A few minutes later, as I ran the test suite (bored but out of a sense of duty since I knew I could not have done anything wrong), I immediately got an exception:
What happened? Of course I have a sophisticated debugger at my disposal (see the bottom and middle-right fields) and could have started sleuthing. No need to take that route, however: the tool told me that a precondition was violated, the precondition valid_position for the routine forth. Since the above screenshot may be hard to read here is the relevant top-right field, bigger:
The stack trace showed where this happened, and the left field on the left of the previous screenshot displayed the code. The error was obvious and I corrected it immediately. Usual stuff (see “just another day at the office”).
The reason why the mistake was caught right away as a precondition violation is that the precondition valid_position means in this case (as one readily sees by clicking on it) not after: you cannot advance the cursor if you are already on the last element. In the old version of the loop after is, correspondingly, the exit condition. But in the faulty new version every iteration would execute forth, so that the last time around we are at the wrong position. Now perhaps you think that this does not matter after all, since we do not do anything with the cursor; but hold on.
Once in a while I wonder how people manage when they do not have such mechanisms at their disposal; so just for fun I decided to put the faulty line back in, turn off contract monitoring, and re-run the test. I expected that I might get some kind of weird crash, but no: the execution proceeded smoothly. Only by looking at the results in detail did I notice that one of them at least was off: it read
whereas the correct result is
In other words, the result adds just a few elements to the “alias relation” (if you want to know what this example is about see this post and the draft article on the “alias calculus” to which it refers). The difference is sufficiently small that in the absence of automatic tools it might have remained undetected for a while, and I shudder at the thought of all the debugging effort that would then have been necessary.

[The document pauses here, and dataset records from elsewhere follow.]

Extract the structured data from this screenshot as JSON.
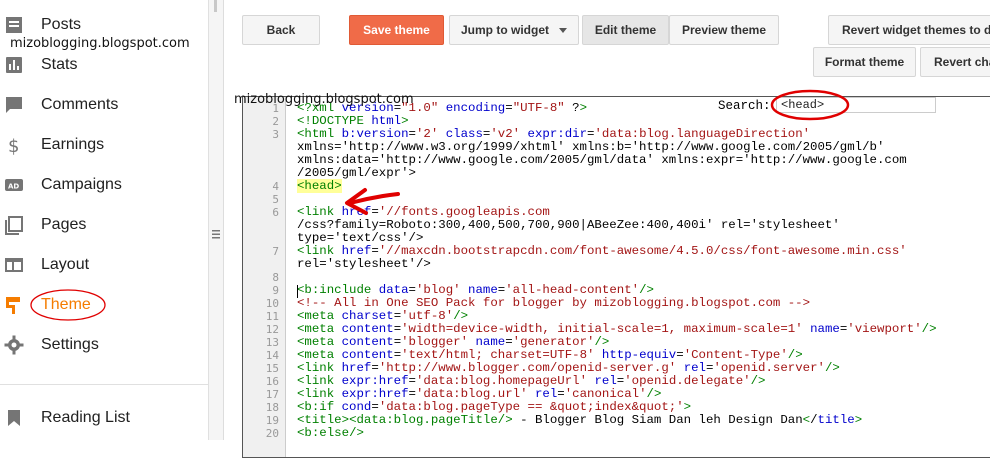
{
  "sidebar": {
    "items": [
      {
        "label": "Posts",
        "icon": "posts-icon"
      },
      {
        "label": "Stats",
        "icon": "stats-icon"
      },
      {
        "label": "Comments",
        "icon": "comments-icon"
      },
      {
        "label": "Earnings",
        "icon": "dollar-icon"
      },
      {
        "label": "Campaigns",
        "icon": "ad-icon"
      },
      {
        "label": "Pages",
        "icon": "pages-icon"
      },
      {
        "label": "Layout",
        "icon": "layout-icon"
      },
      {
        "label": "Theme",
        "icon": "paint-roller-icon",
        "active": true
      },
      {
        "label": "Settings",
        "icon": "gear-icon"
      },
      {
        "label": "Reading List",
        "icon": "bookmark-icon"
      }
    ],
    "accent": "#f57c00"
  },
  "watermarks": {
    "sidebar": "mizoblogging.blogspot.com",
    "editor": "mizoblogging.blogspot.com"
  },
  "toolbar": {
    "back": "Back",
    "save_theme": "Save theme",
    "jump_to_widget": "Jump to widget",
    "edit_theme": "Edit theme",
    "preview_theme": "Preview theme",
    "revert_widget_themes": "Revert widget themes to d",
    "format_theme": "Format theme",
    "revert_cha": "Revert cha",
    "save_color": "#f06b48"
  },
  "search": {
    "label": "Search:",
    "value": "<head>"
  },
  "editor": {
    "line_numbers": [
      "1",
      "2",
      "3",
      "",
      "",
      "",
      "4",
      "5",
      "6",
      "",
      "",
      "7",
      "",
      "8",
      "9",
      "10",
      "11",
      "12",
      "13",
      "14",
      "15",
      "16",
      "17",
      "18",
      "19",
      "20"
    ],
    "lines": [
      {
        "n": "1",
        "text": "<?xml version=\"1.0\" encoding=\"UTF-8\" ?>"
      },
      {
        "n": "2",
        "text": "<!DOCTYPE html>"
      },
      {
        "n": "3",
        "text": "<html b:version='2' class='v2' expr:dir='data:blog.languageDirection'"
      },
      {
        "n": "",
        "text": "xmlns='http://www.w3.org/1999/xhtml' xmlns:b='http://www.google.com/2005/gml/b'"
      },
      {
        "n": "",
        "text": "xmlns:data='http://www.google.com/2005/gml/data' xmlns:expr='http://www.google.com"
      },
      {
        "n": "",
        "text": "/2005/gml/expr'>"
      },
      {
        "n": "4",
        "text": "<head>"
      },
      {
        "n": "5",
        "text": ""
      },
      {
        "n": "6",
        "text": "<link href='//fonts.googleapis.com"
      },
      {
        "n": "",
        "text": "/css?family=Roboto:300,400,500,700,900|ABeeZee:400,400i' rel='stylesheet'"
      },
      {
        "n": "",
        "text": "type='text/css'/>"
      },
      {
        "n": "7",
        "text": "<link href='//maxcdn.bootstrapcdn.com/font-awesome/4.5.0/css/font-awesome.min.css'"
      },
      {
        "n": "",
        "text": "rel='stylesheet'/>"
      },
      {
        "n": "8",
        "text": ""
      },
      {
        "n": "9",
        "text": "<b:include data='blog' name='all-head-content'/>"
      },
      {
        "n": "10",
        "text": "<!-- All in One SEO Pack for blogger by mizoblogging.blogspot.com -->"
      },
      {
        "n": "11",
        "text": "<meta charset='utf-8'/>"
      },
      {
        "n": "12",
        "text": "<meta content='width=device-width, initial-scale=1, maximum-scale=1' name='viewport'/>"
      },
      {
        "n": "13",
        "text": "<meta content='blogger' name='generator'/>"
      },
      {
        "n": "14",
        "text": "<meta content='text/html; charset=UTF-8' http-equiv='Content-Type'/>"
      },
      {
        "n": "15",
        "text": "<link href='http://www.blogger.com/openid-server.g' rel='openid.server'/>"
      },
      {
        "n": "16",
        "text": "<link expr:href='data:blog.homepageUrl' rel='openid.delegate'/>"
      },
      {
        "n": "17",
        "text": "<link expr:href='data:blog.url' rel='canonical'/>"
      },
      {
        "n": "18",
        "text": "<b:if cond='data:blog.pageType == &quot;index&quot;'>"
      },
      {
        "n": "19",
        "text": "<title><data:blog.pageTitle/> - Blogger Blog Siam Dan leh Design Dan</title>"
      },
      {
        "n": "20",
        "text": "<b:else/>"
      }
    ]
  },
  "annotation_color": "#e00000"
}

Putting this quite ordinary example in the context of my work (on and off) on this particular program over the past couple of months, I can think of perhaps a hundred such mistakes; this is an estimate only — I do not track things carefully enough, Watts Humphrey would be ashamed of me — but I believe it is not too far from reality. Out of these, I had to go into a real debugging session about five times; not a pleasant experience, even with a great debugger, because I am dealing with delicate stuff, including loops that iterate until reaching a fixpoint (so that the slightest mistake can lead to non-termination). All the other cases, i.e. the vast majority, were caught as either type errors or contract violations.
Type errors are the nicest cases, because the next compilation detects them immediately; it is amazing how a good type system will catch subtle errors. Perhaps my current program is a bit special as I use complex data structures; many an error that would otherwise been hard to spot gets caught as the use of (say) a hash table whose keys are hash tables of lists of expressions made of variables, rather than a hash table whose keys are lists of hash tables of variables and expressions. Still, I keep wondering how I would do with less typing. There is a lot of fuss right now around “Dynamic languages”, and I am all for dynamism, lots of it, but static type checking is not something I will ever renounce.
Unlike with type mismatches, detecting contract violations currently still requires execution, but in practice the process is almost as effective. As in the example I described, what happens is that you end up with software that has so many built-in consistency conditions, automatically monitored during development, that if you made a mistake somewhere it will almost always trigger a violation of one of these conditions — even if the mistake and the condition it violates are in separate parts of the code.
This method of quickly getting software right works best when you do not have to write all the contracts yourself but rely, as I do, on a powerful machinery taking advantage of contracts: libraries carefully built with the support of preconditions, postconditions, class invariants and check instructions. In the example, the mistake was in my code, but was caught through a precondition in a library routine. This is a daily experience for people who have the benefit of such machinery.
Now it is possible to draw a simple conclusion from all this: that I am a sloppy programmer. Maybe. If everything you write is perfect the first time, the regrettable possibility exists that you just wasted your time reading this entry all the way to its last word.